By Rene Gates, MBA, PMP, CSM
Executive VP, Optis
Section 503 of the Rehabilitation Act of 1973 mandates that federal contractors do not discriminate against individuals with disabilities and that they make a concerted effort to hire these individuals. In addition to this clause, the regulations contain specific data collection requirements that contractors must follow in their recruiting process. Specifically, they are required to examine the number of applicants with disabilities that apply for their open positions, and the number of applicants with disabilities that were hired. This data must be collected on an annual basis and retained for three years to identify trends, with the goal of 7% utilization for employing individuals with qualifying disabilities.1
Aside from collecting recruiting data in the federal contractor space, we know that employers with 15 or more employees are covered under the Americans with Disabilities Act (ADA.) What other data elements should disability managers be collecting and documenting if an employee with a disability requests an accommodation or a job applicant self-identifies? Contractors must invite self-identification at multiple points in the process, and employees must be invited every five years at a minimum.
First, let me emphasize the number one best practice in the interactive accommodation process is communication and evaluating each accommodation request on a case-by-case basis. What may work for one individual might not work for another, even if the disabilities are the same and the employees have similar positions. Accommodation solutions may even vary across different work locations, so examine each situation individually.

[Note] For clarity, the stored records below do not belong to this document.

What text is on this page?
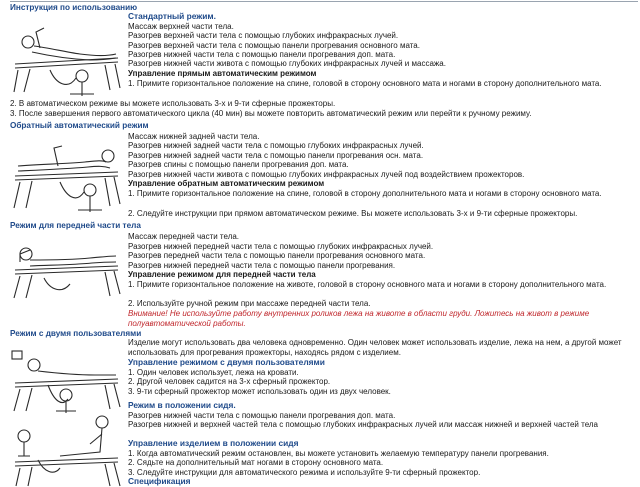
Инструкция по использованию
Стандартный режим.
Массаж верхней части тела.
Разогрев верхней части тела с помощью глубоких инфракрасных лучей.
Разогрев верхней части тела с помощью панели прогревания основного мата.
Разогрев нижней части тела с помощью панели прогревания доп. мата.
Разогрев нижней части живота с помощью глубоких инфракрасных лучей и массажа.
Управление прямым автоматическим режимом
1. Примите горизонтальное положение на спине, головой в сторону основного мата и ногами в сторону дополнительного мата.
2. В автоматическом режиме вы можете использовать 3-х и 9-ти сферные прожекторы.
3. После завершения первого автоматического цикла (40 мин) вы можете повторить автоматический режим или перейти к ручному режиму.
Обратный автоматический режим
Массаж нижней задней части тела.
Разогрев нижней задней части тела с помощью глубоких инфракрасных лучей.
Разогрев нижней задней части тела с помощью панели прогревания осн. мата.
Разогрев спины с помощью панели прогревания доп. мата.
Разогрев нижней части живота с помощью глубоких инфракрасных лучей под воздействием прожекторов.
Управление обратным автоматическим режимом
1. Примите горизонтальное положение на спине, головой в сторону дополнительного мата и ногами в сторону основного мата.
2. Следуйте инструкции при прямом автоматическом режиме. Вы можете использовать 3-х и 9-ти сферные прожекторы.
Режим для передней части тела
Массаж передней части тела.
Разогрев нижней передней части тела с помощью глубоких инфракрасных лучей.
Разогрев передней части тела с помощью панели прогревания основного мата.
Разогрев нижней передней части тела с помощью панели прогревания.
Управление режимом для передней части тела
1. Примите горизонтальное положение на животе, головой в сторону основного мата и ногами в сторону дополнительного мата.
2. Используйте ручной режим при массаже передней части тела.
Внимание! Не используйте работу внутренних роликов лежа на животе в области груди. Ложитесь на живот в режиме полуавтоматической работы.
Режим с двумя пользователями
Изделие могут использовать два человека одновременно. Один человек может использовать изделие, лежа на нем, а другой может использовать для прогревания прожекторы, находясь рядом с изделием.
Управление режимом с двумя пользователями
1. Один человек использует, лежа на кровати.
2. Другой человек садится на 3-х сферный прожектор.
3. 9-ти сферный прожектор может использовать один из двух человек.
Режим в положении сидя.
Разогрев нижней части тела с помощью панели прогревания доп. мата.
Разогрев нижней и верхней частей тела с помощью глубоких инфракрасных лучей или массаж нижней и верхней частей тела
Управление изделием в положении сидя
1. Когда автоматический режим остановлен, вы можете установить желаемую температуру панели прогревания.
2. Сядьте на дополнительный мат ногами в сторону основного мата.
3. Следуйте инструкции для автоматического режима и используйте 9-ти сферный прожектор.
Спецификация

A crucial step in building out your accommodation process is documenting the essential job functions for every position in the organization. Ensure these functions are clearly stated in each job description. Having this information documented before an accommodation is requested will streamline the process so that more emphasis can be placed on assessing each employee’s unique abilities, rather than marking check-boxes on a list.
Make certain that work restrictions are documented in detail. If the employee has a visual impairment, document the distance he/she can see, or if the employee has a lifting restriction, make sure you document the weight. This information will be helpful if the accommodation needs to be adjusted in the future. Clearly document the type of accommodation offered for each restriction, including any costs or third party vendors utilized.
Keep an eye on dates. Set alerts or reminders to keep the interactive process moving forward. Today, there are no hard deadlines around ADA regulations, as with the FMLA, but the EEOC has advised that employers should respond “expeditiously” to requests for accommodation. Also, if the disability is temporary, set a reminder for quarterly or annual check-ins with the employee to touch base.2
Making documentation and data accessible, through central storage and ensuring all data is in compatible formats, is a best practice in any disability management program. When documentation and data are fully accessible, they can be used to streamline your internal and external audits, and also to measure the effectiveness of your accommodation processes.